Luise von Toscana besuchte auch die Luboldtstraße auf dem Weißen Hirsch

Wie nutzt man eine Denkpause für einen Kindergarten?

Wenn von der skandalumwitterten Gemahlin des späteren sächsischen Königs (Friedrich August III./1865-1932) die Rede ist – sie hätte angesichts der gemeinsamen sieben Kinder und ihres langen Lebens (1870-1947) unsere letzte herkömmliche „Landesmutter“ sein können – fallen uns in der Regel die Lokalitäten „Luisenhof“ oder „Café Toscana“ ein, doch an der Luboldtstraße 18 auf dem Weißen Hirsch gab es auch eine „Wirkungsstätte“, der sich die eingewanderte Kronprinzessin gewidmet hat: eine bereits 1888 eröffnete und bis heute bestehende Kindertagesstätte, deren Schirmherrin und spendabele Sponsorin die adlige Dame Luise gewesen ist. Ehemalige Zöglinge dieser pädagodischen Einrichtung werden (oder könnten) das noch wissen, wenn sie denn im Elbhang-Kurier davon gelesen haben (z.B. EHK Nov. 2021 oder /uralt/ Mai 1993).

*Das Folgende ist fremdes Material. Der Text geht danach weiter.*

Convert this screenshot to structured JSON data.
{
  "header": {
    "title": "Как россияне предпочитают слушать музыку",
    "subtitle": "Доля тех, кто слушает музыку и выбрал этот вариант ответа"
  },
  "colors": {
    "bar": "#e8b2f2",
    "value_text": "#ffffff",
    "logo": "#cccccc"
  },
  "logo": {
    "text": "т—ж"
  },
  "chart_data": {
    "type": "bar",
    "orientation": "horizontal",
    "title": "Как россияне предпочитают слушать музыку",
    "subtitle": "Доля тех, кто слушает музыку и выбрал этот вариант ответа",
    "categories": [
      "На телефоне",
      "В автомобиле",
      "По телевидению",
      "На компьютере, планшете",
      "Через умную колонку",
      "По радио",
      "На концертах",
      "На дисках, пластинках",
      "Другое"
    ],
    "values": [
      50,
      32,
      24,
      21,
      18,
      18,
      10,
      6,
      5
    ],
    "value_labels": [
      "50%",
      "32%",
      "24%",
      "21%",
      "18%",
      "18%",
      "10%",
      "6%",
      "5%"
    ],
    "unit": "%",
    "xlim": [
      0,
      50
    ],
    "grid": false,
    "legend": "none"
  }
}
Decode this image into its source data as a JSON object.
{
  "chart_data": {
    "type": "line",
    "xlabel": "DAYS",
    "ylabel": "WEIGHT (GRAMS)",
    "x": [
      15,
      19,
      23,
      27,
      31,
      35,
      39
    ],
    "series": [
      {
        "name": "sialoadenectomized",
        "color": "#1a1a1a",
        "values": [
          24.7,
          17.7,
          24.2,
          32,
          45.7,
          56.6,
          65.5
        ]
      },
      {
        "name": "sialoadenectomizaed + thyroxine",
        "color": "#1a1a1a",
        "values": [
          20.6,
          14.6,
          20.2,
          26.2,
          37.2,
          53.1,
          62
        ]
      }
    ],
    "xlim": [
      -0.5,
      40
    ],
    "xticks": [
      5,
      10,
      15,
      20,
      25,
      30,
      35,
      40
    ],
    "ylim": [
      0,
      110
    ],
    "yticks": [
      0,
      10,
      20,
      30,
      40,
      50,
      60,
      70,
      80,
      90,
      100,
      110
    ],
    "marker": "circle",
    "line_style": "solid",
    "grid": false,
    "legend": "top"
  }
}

An diese beiden Damen (aus dem vormaligen Kindergarten Luboldtstraße 18) können sich wahrscheinlich nur noch wenige „Zöglinge“ erinnern – die langjährige Leiterin i.R. Gabriele Winkler (li.) und eine ihrer Vorgängerinnen aus den 50er-Jahren. Fotos: Jürgen Frohse (li.) und Käte Basarke

Manche Nutzer oder Besucher des Hauses, das zeitlich wechselnd als Kindergarten, Kinderkrippe oder auch (sozialistischer) Schulhort in privater, städtischer und auch kirchlicher Trägerschaft diente, kennen vielleicht noch die Geschichten, die die langjährige Leiterin des Hauses (ca. 1930-1960) Elfriede Schröder zu erzählen wusste; sie war – kirchgemeindlich engagiert – u. a. eine enge Vertraute der Dresdner Kammersängerin (und CDU-„Unionsfreundin“) Ilse Ludwig-Jahns (jetzt 94-jährig in Graupa lebend). Eine von Frau Schröders Nachfolgerinnen, die unter uns wohnende Pädagogin und Kindergartenleiterin G a b r i e l e W i n k l e r brachte es auf dem Weißen Hirsch sogar auf 39 Dienstjahre (1982-2021)!
All das spricht für Substanz, Tradition, Lebenshilfe, Zeitgeschichte (Königreich, Drittes Reich, Nachkriegszeit, „Sozialismus“, Vor- und Nachwende …). Nicht zu vergessen, dass Ende der 50er-Jahre immerhin auch das Porträtfoto einer hier tätigen Kindergärtnerin den WH-Schaukasten einer namhaften Dresdner Photographin schmückte. Umso mehr stutzte man unlängst, als das „Dresdner Amtsblatt“ vom 6. Mai d.J. für den 6. Juli 2023 folgenden Stadtratsbeschluss ankündigte: TOP 17 „Schließung der städtischen Kindertageseinrichtung Luboldtstraße 18 in 01324 Dresden“. Wegen übervoller Tagesordnung (oder Sommerhitze?) wurde der Beschlussvorschlag nun für die Stadtratssitzung am 7. September eingebracht (lt. einer Mitteilung des Presseamtes).
Niemand sollte an der Ernsthaftigkeit der diesbezüglichen Vorgespräche zweifeln. Aber vielleicht bietet die Terminverschiebung (immerhin zwei Monate) auch die Chance für eine
D e n k p a u s e – nicht nur (sozial-)pädagogisch, sondern auch stadtplanerisch motiviert. Immerhin verfügt das zweigeschossige, mehrfach modernisierte Kindertagesstättenobjekt dank „Nachwende-Folgen“ über ein ansehnliches Freigelände. Da sollte der zu erwartende Stadtratsbeschluss nicht nur den Immobilienmarkt interessieren … .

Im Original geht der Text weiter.